Bruff will complete a four-decade healthcare career June 30 when he retires as president and CEO of Covenant HealthCare. He joined the former St. Luke’s Hospital in 1983 as the director of materials management and advanced to several senior executive positions, serving as vice president of inpatient services when St. Luke’s merged with Saginaw General to create Covenant HealthCare in 1998. Bruff served as chief operating officer from 1999 until he transitioned to the top leadership position in January 2015.
Bruff has served on the MHA Board of Trustees since July 2012 and has lent his expertise to several of the association’s committees and task forces over the years. He has been an important voice for hospitals in many areas, including the reform of auto no-fault insurance and working with Blue Cross Blue Shield of Michigan.
His involvement with community organizations includes serving in leadership positions with the Central Michigan University Medical Education Partners Board, the Mobile Medical Response Board, the Saginaw Valley Medical Control Authority, Saginaw Future Inc. (a regional economic growth alliance), and the Saginaw County Chamber of Commerce Board.
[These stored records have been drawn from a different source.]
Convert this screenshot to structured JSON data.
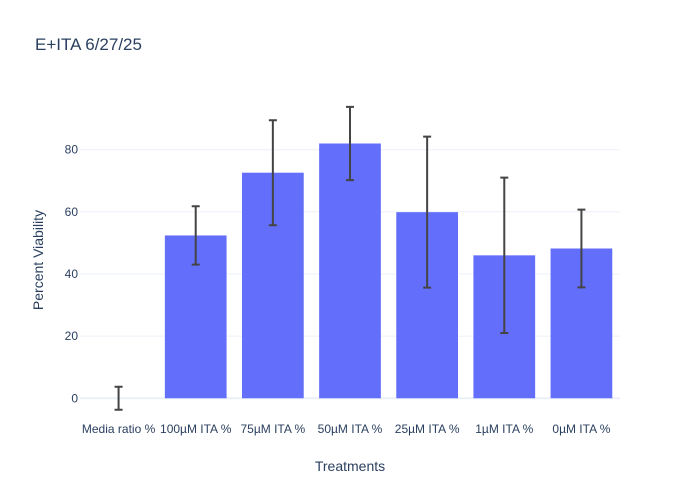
{
  "chart_data": {
    "type": "bar",
    "title": "E+ITA 6/27/25",
    "xlabel": "Treatments",
    "ylabel": "Percent Viability",
    "categories": [
      "Media ratio %",
      "100µM ITA %",
      "75µM ITA %",
      "50µM ITA %",
      "25µM ITA %",
      "1µM ITA %",
      "0µM ITA %"
    ],
    "values": [
      0,
      52.4,
      72.6,
      82.0,
      59.9,
      46.0,
      48.2
    ],
    "error_low": [
      3.7,
      9.4,
      16.9,
      11.8,
      24.3,
      25.0,
      12.5
    ],
    "error_high": [
      3.7,
      9.4,
      16.9,
      11.8,
      24.3,
      25.0,
      12.5
    ],
    "ylim": [
      -7,
      96
    ],
    "yticks": [
      0,
      20,
      40,
      60,
      80
    ],
    "grid": true,
    "bar_color": "#636efa",
    "error_color": "#444444"
  }
}
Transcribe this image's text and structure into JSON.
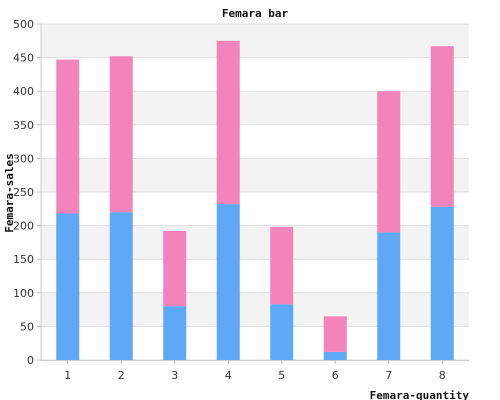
{
  "chart_data": {
    "type": "bar",
    "stacked": true,
    "title": "Femara bar",
    "xlabel": "Femara-quantity",
    "ylabel": "Femara-sales",
    "categories": [
      "1",
      "2",
      "3",
      "4",
      "5",
      "6",
      "7",
      "8"
    ],
    "series": [
      {
        "color": "#5fa8f5",
        "values": [
          218,
          220,
          80,
          232,
          83,
          12,
          190,
          228
        ]
      },
      {
        "color": "#f283bb",
        "values": [
          229,
          232,
          112,
          243,
          115,
          53,
          210,
          239
        ]
      }
    ],
    "ylim": [
      0,
      500
    ],
    "yticks": [
      0,
      50,
      100,
      150,
      200,
      250,
      300,
      350,
      400,
      450,
      500
    ],
    "grid": true,
    "band_colors": [
      "#ffffff",
      "#f3f3f3"
    ],
    "legend": "none"
  }
}
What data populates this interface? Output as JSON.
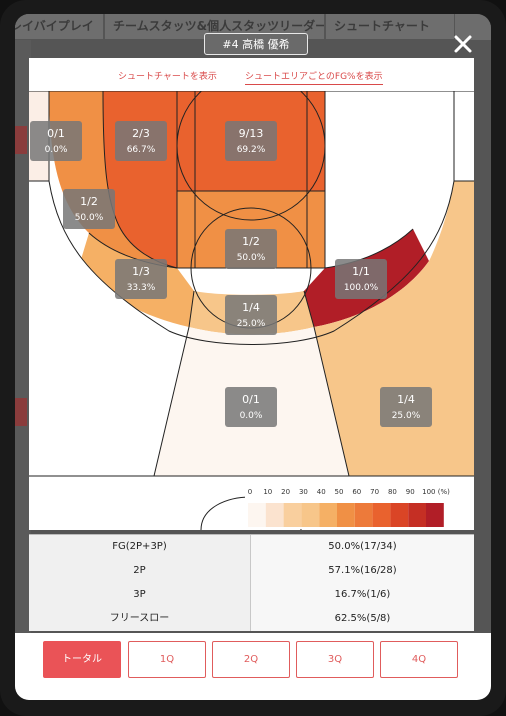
{
  "background_tabs": [
    "レイバイプレイ",
    "チームスタッツ&個人スタッツリーダース",
    "シュートチャート"
  ],
  "player": "#4 高橋 優希",
  "toggles": {
    "shot_chart": "シュートチャートを表示",
    "fg_by_area": "シュートエリアごとのFG%を表示",
    "active": "fg_by_area"
  },
  "zones": [
    {
      "id": "left-corner-3",
      "made_att": "0/1",
      "pct": "0.0%",
      "fill": "#fbeee6"
    },
    {
      "id": "left-paint-mid",
      "made_att": "2/3",
      "pct": "66.7%",
      "fill": "#e9622e"
    },
    {
      "id": "restricted-area",
      "made_att": "9/13",
      "pct": "69.2%",
      "fill": "#e9622e"
    },
    {
      "id": "left-baseline-mid",
      "made_att": "1/2",
      "pct": "50.0%",
      "fill": "#f09045"
    },
    {
      "id": "paint-center",
      "made_att": "1/2",
      "pct": "50.0%",
      "fill": "#f09045"
    },
    {
      "id": "left-wing-mid",
      "made_att": "1/3",
      "pct": "33.3%",
      "fill": "#f5b065"
    },
    {
      "id": "right-wing-mid",
      "made_att": "1/1",
      "pct": "100.0%",
      "fill": "#b11e27"
    },
    {
      "id": "top-key-mid",
      "made_att": "1/4",
      "pct": "25.0%",
      "fill": "#f7c68a"
    },
    {
      "id": "top-3",
      "made_att": "0/1",
      "pct": "0.0%",
      "fill": "#fdf6f0"
    },
    {
      "id": "right-wing-3",
      "made_att": "1/4",
      "pct": "25.0%",
      "fill": "#f7c68a"
    },
    {
      "id": "left-wing-3",
      "made_att": "",
      "pct": "",
      "fill": "#ffffff"
    },
    {
      "id": "right-corner-3",
      "made_att": "",
      "pct": "",
      "fill": "#ffffff"
    },
    {
      "id": "right-baseline-mid",
      "made_att": "",
      "pct": "",
      "fill": "#ffffff"
    }
  ],
  "legend": {
    "ticks": [
      "0",
      "10",
      "20",
      "30",
      "40",
      "50",
      "60",
      "70",
      "80",
      "90",
      "100 (%)"
    ],
    "colors": [
      "#fdf6f0",
      "#fbe3cf",
      "#f9cf9e",
      "#f7c68a",
      "#f5b065",
      "#f09045",
      "#ed7a3a",
      "#e9622e",
      "#da4526",
      "#c52f24",
      "#b11e27"
    ]
  },
  "stats": [
    {
      "label": "FG(2P+3P)",
      "value": "50.0%(17/34)"
    },
    {
      "label": "2P",
      "value": "57.1%(16/28)"
    },
    {
      "label": "3P",
      "value": "16.7%(1/6)"
    },
    {
      "label": "フリースロー",
      "value": "62.5%(5/8)"
    }
  ],
  "quarter_buttons": [
    "トータル",
    "1Q",
    "2Q",
    "3Q",
    "4Q"
  ],
  "active_quarter": "トータル",
  "colors": {
    "accent": "#ea5357"
  }
}
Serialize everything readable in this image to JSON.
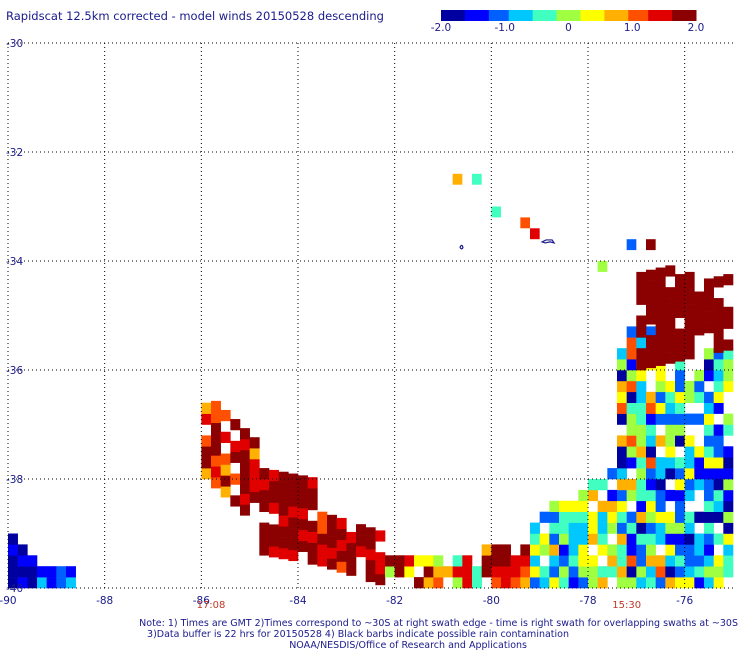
{
  "chart_data": {
    "type": "heatmap",
    "title": "Rapidscat 12.5km corrected - model winds 20150528 descending",
    "colorbar": {
      "min": -2.0,
      "max": 2.0,
      "ticks": [
        "-2.0",
        "-1.0",
        "0",
        "1.0",
        "2.0"
      ],
      "tick_values": [
        -2,
        -1,
        0,
        1,
        2
      ],
      "colors": [
        "#0000a0",
        "#0000ff",
        "#0060ff",
        "#00c8ff",
        "#40ffc0",
        "#a0ff40",
        "#ffff00",
        "#ffb000",
        "#ff5000",
        "#e00000",
        "#8b0000"
      ]
    },
    "x_axis": {
      "range": [
        -90,
        -75
      ],
      "ticks": [
        -90,
        -88,
        -86,
        -84,
        -82,
        -80,
        -78,
        -76
      ],
      "tick_labels": [
        "-90",
        "-88",
        "-86",
        "-84",
        "-82",
        "-80",
        "-78",
        "-76"
      ]
    },
    "y_axis": {
      "range": [
        -40,
        -30
      ],
      "ticks": [
        -30,
        -32,
        -34,
        -36,
        -38,
        -40
      ],
      "tick_labels": [
        "-30",
        "-32",
        "-34",
        "-36",
        "-38",
        "-40"
      ]
    },
    "grid": true,
    "cell_size_deg": 0.2,
    "swaths": [
      {
        "name": "left",
        "time": "17:08",
        "time_lon": -85.8
      },
      {
        "name": "right",
        "time": "15:30",
        "time_lon": -77.2
      }
    ],
    "regions": [
      {
        "lon": [
          -90.0,
          -89.4
        ],
        "lat_from": [
          -40.0,
          -40.0
        ],
        "lat_to": [
          -39.0,
          -39.6
        ],
        "bias": -1.8,
        "spread": 0.4
      },
      {
        "lon": [
          -89.4,
          -88.6
        ],
        "lat_from": [
          -40.0,
          -40.0
        ],
        "lat_to": [
          -39.6,
          -39.8
        ],
        "bias": -1.0,
        "spread": 0.6
      },
      {
        "lon": [
          -86.0,
          -84.8
        ],
        "lat_from": [
          -38.0,
          -39.0
        ],
        "lat_to": [
          -36.6,
          -37.4
        ],
        "bias": 1.4,
        "spread": 0.8
      },
      {
        "lon": [
          -84.8,
          -83.6
        ],
        "lat_from": [
          -39.4,
          -39.6
        ],
        "lat_to": [
          -37.8,
          -38.0
        ],
        "bias": 1.8,
        "spread": 0.4
      },
      {
        "lon": [
          -83.6,
          -82.2
        ],
        "lat_from": [
          -39.6,
          -40.0
        ],
        "lat_to": [
          -38.6,
          -39.2
        ],
        "bias": 1.7,
        "spread": 0.6
      },
      {
        "lon": [
          -82.2,
          -80.2
        ],
        "lat_from": [
          -40.0,
          -40.0
        ],
        "lat_to": [
          -39.4,
          -39.6
        ],
        "bias": 0.9,
        "spread": 1.1
      },
      {
        "lon": [
          -80.2,
          -79.2
        ],
        "lat_from": [
          -40.0,
          -40.0
        ],
        "lat_to": [
          -39.2,
          -39.2
        ],
        "bias": 1.5,
        "spread": 0.8
      },
      {
        "lon": [
          -79.2,
          -77.4
        ],
        "lat_from": [
          -40.0,
          -40.0
        ],
        "lat_to": [
          -38.8,
          -37.8
        ],
        "bias": -0.4,
        "spread": 1.2
      },
      {
        "lon": [
          -77.4,
          -76.4
        ],
        "lat_from": [
          -40.0,
          -40.0
        ],
        "lat_to": [
          -35.6,
          -34.2
        ],
        "bias": -0.3,
        "spread": 1.6
      },
      {
        "lon": [
          -76.4,
          -75.0
        ],
        "lat_from": [
          -40.0,
          -40.0
        ],
        "lat_to": [
          -36.0,
          -35.6
        ],
        "bias": -0.6,
        "spread": 1.2
      },
      {
        "lon": [
          -77.0,
          -75.0
        ],
        "lat_from": [
          -36.0,
          -35.6
        ],
        "lat_to": [
          -34.2,
          -34.4
        ],
        "bias": 2.0,
        "spread": 0.2
      }
    ],
    "isolated_points": [
      {
        "lon": -80.8,
        "lat": -32.6,
        "value": 0.8
      },
      {
        "lon": -80.4,
        "lat": -32.6,
        "value": -0.3
      },
      {
        "lon": -80.0,
        "lat": -33.2,
        "value": -0.2
      },
      {
        "lon": -79.4,
        "lat": -33.4,
        "value": 1.0
      },
      {
        "lon": -79.2,
        "lat": -33.6,
        "value": 1.3
      },
      {
        "lon": -77.8,
        "lat": -34.2,
        "value": -0.1
      },
      {
        "lon": -77.2,
        "lat": -33.8,
        "value": -1.2
      },
      {
        "lon": -76.8,
        "lat": -33.8,
        "value": 2.0
      }
    ]
  },
  "footer": {
    "note_line1": "Note: 1) Times are GMT 2)Times correspond to ~30S at right swath edge - time is right swath for overlapping swaths at ~30S",
    "note_line2": "3)Data buffer is 22 hrs for 20150528 4) Black barbs indicate possible rain contamination",
    "credit": "NOAA/NESDIS/Office of Research and Applications"
  }
}
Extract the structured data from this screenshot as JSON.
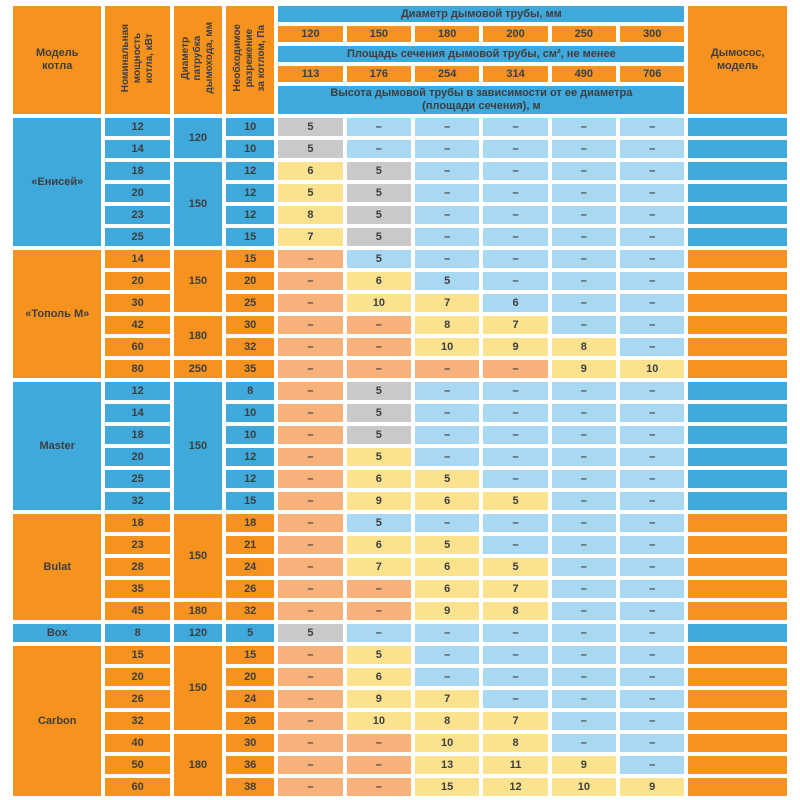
{
  "colors": {
    "orange": "#F6921E",
    "blue": "#3FA9DC",
    "light_blue": "#A9D8F3",
    "salmon": "#F9B17C",
    "yellow": "#FBE28F",
    "gray": "#C9C9C9",
    "text": "#3E3E3E",
    "background": "#FFFFFF"
  },
  "dash": "–",
  "header": {
    "col_model": "Модель\nкотла",
    "col_power": "Номинальная\nмощность\nкотла, кВт",
    "col_duct": "Диаметр\nпатрубка\nдымохода, мм",
    "col_draft": "Необходимое\nразрежение\nза котлом, Па",
    "diameter_title": "Диаметр дымовой трубы, мм",
    "area_title": "Площадь сечения дымовой трубы, см², не менее",
    "height_title": "Высота дымовой трубы в зависимости от ее диаметра\n(площади сечения), м",
    "fan_title": "Дымосос,\nмодель"
  },
  "chart_data": {
    "type": "table",
    "title": "Высота дымовой трубы в зависимости от ее диаметра",
    "diameters_mm": [
      "120",
      "150",
      "180",
      "200",
      "250",
      "300"
    ],
    "areas_cm2": [
      "113",
      "176",
      "254",
      "314",
      "490",
      "706"
    ],
    "cell_color_legend": {
      "g": "gray",
      "y": "yellow",
      "s": "salmon",
      "b": "light_blue"
    },
    "groups": [
      {
        "model": "«Енисей»",
        "theme": "blue",
        "ducts": [
          {
            "value": "120",
            "span": 2
          },
          {
            "value": "150",
            "span": 4
          }
        ],
        "rows": [
          {
            "power": "12",
            "draft": "10",
            "cells": [
              "g:5",
              "b:-",
              "b:-",
              "b:-",
              "b:-",
              "b:-"
            ]
          },
          {
            "power": "14",
            "draft": "10",
            "cells": [
              "g:5",
              "b:-",
              "b:-",
              "b:-",
              "b:-",
              "b:-"
            ]
          },
          {
            "power": "18",
            "draft": "12",
            "cells": [
              "y:6",
              "g:5",
              "b:-",
              "b:-",
              "b:-",
              "b:-"
            ]
          },
          {
            "power": "20",
            "draft": "12",
            "cells": [
              "y:5",
              "g:5",
              "b:-",
              "b:-",
              "b:-",
              "b:-"
            ]
          },
          {
            "power": "23",
            "draft": "12",
            "cells": [
              "y:8",
              "g:5",
              "b:-",
              "b:-",
              "b:-",
              "b:-"
            ]
          },
          {
            "power": "25",
            "draft": "15",
            "cells": [
              "y:7",
              "g:5",
              "b:-",
              "b:-",
              "b:-",
              "b:-"
            ]
          }
        ]
      },
      {
        "model": "«Тополь М»",
        "theme": "orange",
        "ducts": [
          {
            "value": "150",
            "span": 3
          },
          {
            "value": "180",
            "span": 2
          },
          {
            "value": "250",
            "span": 1
          }
        ],
        "rows": [
          {
            "power": "14",
            "draft": "15",
            "cells": [
              "s:-",
              "b:5",
              "b:-",
              "b:-",
              "b:-",
              "b:-"
            ]
          },
          {
            "power": "20",
            "draft": "20",
            "cells": [
              "s:-",
              "y:6",
              "b:5",
              "b:-",
              "b:-",
              "b:-"
            ]
          },
          {
            "power": "30",
            "draft": "25",
            "cells": [
              "s:-",
              "y:10",
              "y:7",
              "b:6",
              "b:-",
              "b:-"
            ]
          },
          {
            "power": "42",
            "draft": "30",
            "cells": [
              "s:-",
              "s:-",
              "y:8",
              "y:7",
              "b:-",
              "b:-"
            ]
          },
          {
            "power": "60",
            "draft": "32",
            "cells": [
              "s:-",
              "s:-",
              "y:10",
              "y:9",
              "y:8",
              "b:-"
            ]
          },
          {
            "power": "80",
            "draft": "35",
            "cells": [
              "s:-",
              "s:-",
              "s:-",
              "s:-",
              "y:9",
              "y:10"
            ]
          }
        ]
      },
      {
        "model": "Master",
        "theme": "blue",
        "ducts": [
          {
            "value": "150",
            "span": 6
          }
        ],
        "rows": [
          {
            "power": "12",
            "draft": "8",
            "cells": [
              "s:-",
              "g:5",
              "b:-",
              "b:-",
              "b:-",
              "b:-"
            ]
          },
          {
            "power": "14",
            "draft": "10",
            "cells": [
              "s:-",
              "g:5",
              "b:-",
              "b:-",
              "b:-",
              "b:-"
            ]
          },
          {
            "power": "18",
            "draft": "10",
            "cells": [
              "s:-",
              "g:5",
              "b:-",
              "b:-",
              "b:-",
              "b:-"
            ]
          },
          {
            "power": "20",
            "draft": "12",
            "cells": [
              "s:-",
              "y:5",
              "b:-",
              "b:-",
              "b:-",
              "b:-"
            ]
          },
          {
            "power": "25",
            "draft": "12",
            "cells": [
              "s:-",
              "y:6",
              "y:5",
              "b:-",
              "b:-",
              "b:-"
            ]
          },
          {
            "power": "32",
            "draft": "15",
            "cells": [
              "s:-",
              "y:9",
              "y:6",
              "y:5",
              "b:-",
              "b:-"
            ]
          }
        ]
      },
      {
        "model": "Bulat",
        "theme": "orange",
        "ducts": [
          {
            "value": "150",
            "span": 4
          },
          {
            "value": "180",
            "span": 1
          }
        ],
        "rows": [
          {
            "power": "18",
            "draft": "18",
            "cells": [
              "s:-",
              "b:5",
              "b:-",
              "b:-",
              "b:-",
              "b:-"
            ]
          },
          {
            "power": "23",
            "draft": "21",
            "cells": [
              "s:-",
              "y:6",
              "y:5",
              "b:-",
              "b:-",
              "b:-"
            ]
          },
          {
            "power": "28",
            "draft": "24",
            "cells": [
              "s:-",
              "y:7",
              "y:6",
              "y:5",
              "b:-",
              "b:-"
            ]
          },
          {
            "power": "35",
            "draft": "26",
            "cells": [
              "s:-",
              "s:-",
              "y:6",
              "y:7",
              "b:-",
              "b:-"
            ]
          },
          {
            "power": "45",
            "draft": "32",
            "cells": [
              "s:-",
              "s:-",
              "y:9",
              "y:8",
              "b:-",
              "b:-"
            ]
          }
        ]
      },
      {
        "model": "Box",
        "theme": "blue",
        "ducts": [
          {
            "value": "120",
            "span": 1
          }
        ],
        "rows": [
          {
            "power": "8",
            "draft": "5",
            "cells": [
              "g:5",
              "b:-",
              "b:-",
              "b:-",
              "b:-",
              "b:-"
            ]
          }
        ]
      },
      {
        "model": "Carbon",
        "theme": "orange",
        "ducts": [
          {
            "value": "150",
            "span": 4
          },
          {
            "value": "180",
            "span": 3
          }
        ],
        "rows": [
          {
            "power": "15",
            "draft": "15",
            "cells": [
              "s:-",
              "y:5",
              "b:-",
              "b:-",
              "b:-",
              "b:-"
            ]
          },
          {
            "power": "20",
            "draft": "20",
            "cells": [
              "s:-",
              "y:6",
              "b:-",
              "b:-",
              "b:-",
              "b:-"
            ]
          },
          {
            "power": "26",
            "draft": "24",
            "cells": [
              "s:-",
              "y:9",
              "y:7",
              "b:-",
              "b:-",
              "b:-"
            ]
          },
          {
            "power": "32",
            "draft": "26",
            "cells": [
              "s:-",
              "y:10",
              "y:8",
              "y:7",
              "b:-",
              "b:-"
            ]
          },
          {
            "power": "40",
            "draft": "30",
            "cells": [
              "s:-",
              "s:-",
              "y:10",
              "y:8",
              "b:-",
              "b:-"
            ]
          },
          {
            "power": "50",
            "draft": "36",
            "cells": [
              "s:-",
              "s:-",
              "y:13",
              "y:11",
              "y:9",
              "b:-"
            ]
          },
          {
            "power": "60",
            "draft": "38",
            "cells": [
              "s:-",
              "s:-",
              "y:15",
              "y:12",
              "y:10",
              "y:9"
            ]
          }
        ]
      }
    ]
  }
}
He is also an associate of the American College of Healthcare Executives.
Spahlinger stepped down in December 2020 as president of the University of Michigan Health System and executive vice dean for clinical affairs in the university’s medical school. During the four years he led the health system, he was instrumental in guiding and restructuring the organization and its distinct business units, including the adult hospital, women and children’s hospital, the medical group and ambulatory care settings. Within the triad leadership model that was created, Spahlinger and his leadership team also worked to increase local problem-solving in the units by strengthening physician and nursing partnerships and total care team collaborations.
Spahlinger has relentlessly focused on improving and standardizing quality and safety, improving access and the patient experience. He directed efforts that resulted in a reduction of healthcare acquired conditions, an increase in patient experience rankings and lowering the organization’s readmission rate. He also led the healthcare performance improvement initiative to improve Michigan Medicine’s safety culture and create a highly reliable organization.
After needing to limit his clinical work while he served as health system president, Spahlinger has returned to providing inpatient care and working at his clinic.